Given the above, Justice Bain said the Prime Minister - first respondent - may not now bring an application for her to recuse herself from further proceedings.
The judge added: “In this matter, I have carefully considered the application by the first respondent for me to recuse myself from further proceedings in these matters. A recusal by the court should not be taken lightly and should not be made just because there has been criticism of the court.”
Justice Bain, yesterday, ruled that the Prime Minister’s recusal application “has no merit.”
“The only reason given for the application for recusal is that the salary of a sitting judge is higher than the salary of a retired judge. This is an undisputed fact and is not a valid reason for recusal. There is no evidence of real bias and the first respondent has failed to prove that there is apparent bias,” Justice Bain stressed.
The judge added that she would continue to receive benefits regardless of the outcome of the extension application and stressed that “these benefits are linked in no way to the disposition of the extant cases.”
“Counsel for the first respondent has not proved that taking all the circumstances into consideration, a fair-minded and informed observer would conclude that there is a real possibility or a real danger that Bain J would be biased in this matter and would not be able to decide the matters on the merits after hearing all the issues involved in the case.
“Additionally, the court finds that the judiciary is independent of the executive. The Prime Minister may not request a judge to recuse herself from a matter for no valid reason. The distribution of cases is the responsibility of the Chief Justice and is not a power that may be usurped by the Prime Minister,” Justice Bain ruled.
Wayne Munroe, QC, Clinton Clarke and Tommel Roker appeared for the Prime Minister in the recusal application and the ruling that was returned yesterday.
Fred Smith, QC, Romauld Ferreira, Dawson Malone and Crispin Hall appeared for the Coalition to Protect Clifton Bay. John Minns and Roberts Adams are legal counsel for the Neighbours Action.
Elliot Lockhart, QC, Damian Gomez, QC, and Gia Moxey appeared for Mr Nygard as an interested party to the recusal application.
The Coalition to Protect Clifton Bay, now called Save the Bays, has waged a long running court battle with Mr Nygard over the construction/development activities at his Lyford Cay home, which stem from allegations that the activities have led to substantial growth of the property.
The group claims that the Lyford Cay resident has almost doubled the size of his property, from 3.25 acres to 6.1 acres, since he acquired it in 1984, by allegedly reclaiming Crown land from the sea.
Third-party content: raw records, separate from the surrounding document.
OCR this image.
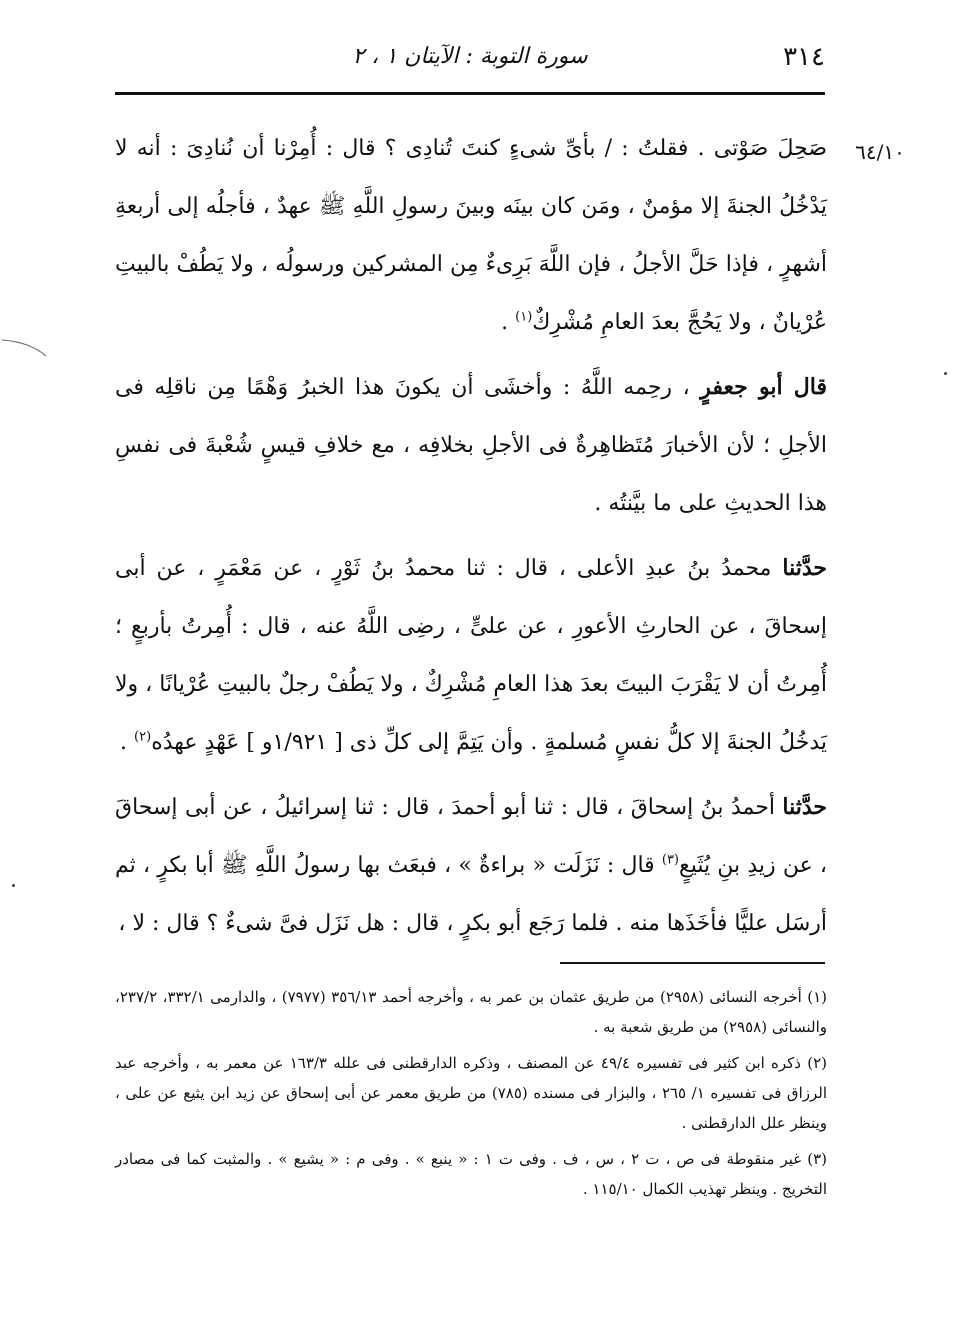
٣١٤
سورة التوبة : الآيتان ١ ، ٢
٦٤/١٠

صَحِلَ صَوْتى . فقلتُ : / بأىِّ شىءٍ كنتَ تُنادِى ؟ قال : أُمِرْنا أن نُنادِىَ : أنه لا يَدْخُلُ الجنةَ إلا مؤمنٌ ، ومَن كان بينَه وبينَ رسولِ اللَّهِ ﷺ عهدٌ ، فأجلُه إلى أربعةِ أشهرٍ ، فإذا حَلَّ الأجلُ ، فإن اللَّهَ بَرِىءٌ مِن المشركين ورسولُه ، ولا يَطُفْ بالبيتِ عُرْيانٌ ، ولا يَحُجَّ بعدَ العامِ مُشْرِكٌ$^{(١)}$ .

قال أبو جعفرٍ ، رحِمه اللَّهُ : وأخشَى أن يكونَ هذا الخبرُ وَهْمًا مِن ناقلِه فى الأجلِ ؛ لأن الأخبارَ مُتَظاهِرةٌ فى الأجلِ بخلافِه ، مع خلافِ قيسٍ شُعْبةَ فى نفسِ هذا الحديثِ على ما بيَّنتُه .

حدَّثنا محمدُ بنُ عبدِ الأعلى ، قال : ثنا محمدُ بنُ ثَوْرٍ ، عن مَعْمَرٍ ، عن أبى إسحاقَ ، عن الحارثِ الأعورِ ، عن علىٍّ ، رضِى اللَّهُ عنه ، قال : أُمِرتُ بأربعٍ ؛ أُمِرتُ أن لا يَقْرَبَ البيتَ بعدَ هذا العامِ مُشْرِكٌ ، ولا يَطُفْ رجلٌ بالبيتِ عُرْيانًا ، ولا يَدخُلُ الجنةَ إلا كلُّ نفسٍ مُسلمةٍ . وأن يَتِمَّ إلى كلِّ ذى [ ١/٩٢١و ] عَهْدٍ عهدُه$^{(٢)}$ .

حدَّثنا أحمدُ بنُ إسحاقَ ، قال : ثنا أبو أحمدَ ، قال : ثنا إسرائيلُ ، عن أبى إسحاقَ ، عن زيدِ بنِ يُثَيعٍ$^{(٣)}$ قال : نَزَلَت « براءةٌ » ، فبعَث بها رسولُ اللَّهِ ﷺ أبا بكرٍ ، ثم أرسَل عليًّا فأخَذَها منه . فلما رَجَع أبو بكرٍ ، قال : هل نَزَل فىَّ شىءٌ ؟ قال : لا ،

(١) أخرجه النسائى (٢٩٥٨) من طريق عثمان بن عمر به ، وأخرجه أحمد ٣٥٦/١٣ (٧٩٧٧) ، والدارمى ٣٣٢/١، ٢٣٧/٢، والنسائى (٢٩٥٨) من طريق شعبة به .

(٢) ذكره ابن كثير فى تفسيره ٤٩/٤ عن المصنف ، وذكره الدارقطنى فى علله ١٦٣/٣ عن معمر به ، وأخرجه عبد الرزاق فى تفسيره ١/ ٢٦٥ ، والبزار فى مسنده (٧٨٥) من طريق معمر عن أبى إسحاق عن زيد ابن يثيع عن على ، وينظر علل الدارقطنى .

(٣) غير منقوطة فى ص ، ت ٢ ، س ، ف . وفى ت ١ : « ينبع » . وفى م : « يشيع » . والمثبت كما فى مصادر التخريج . وينظر تهذيب الكمال ١١٥/١٠ .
The advocacy group has alleged that Mr Nygard achieved this without the necessary permits and approvals, claims that have been denied by the fashion designer.
In 2015, Justice Bain was asked to recuse herself from committal proceedings involving Mr Nygard through a notice of motion filed in the Supreme Court by his former lawyer, Keod Smith, on the grounds of bias. However, Justice Bain later ruled that Mr Nygard had not proved there was evidence of bias or apparent bias towards him and found the accusations to be “scandalous”.
The Court of Appeal had affirmed Justice Bain’s rejection of the application in an appeal of the decision by the Lyford Cay resident.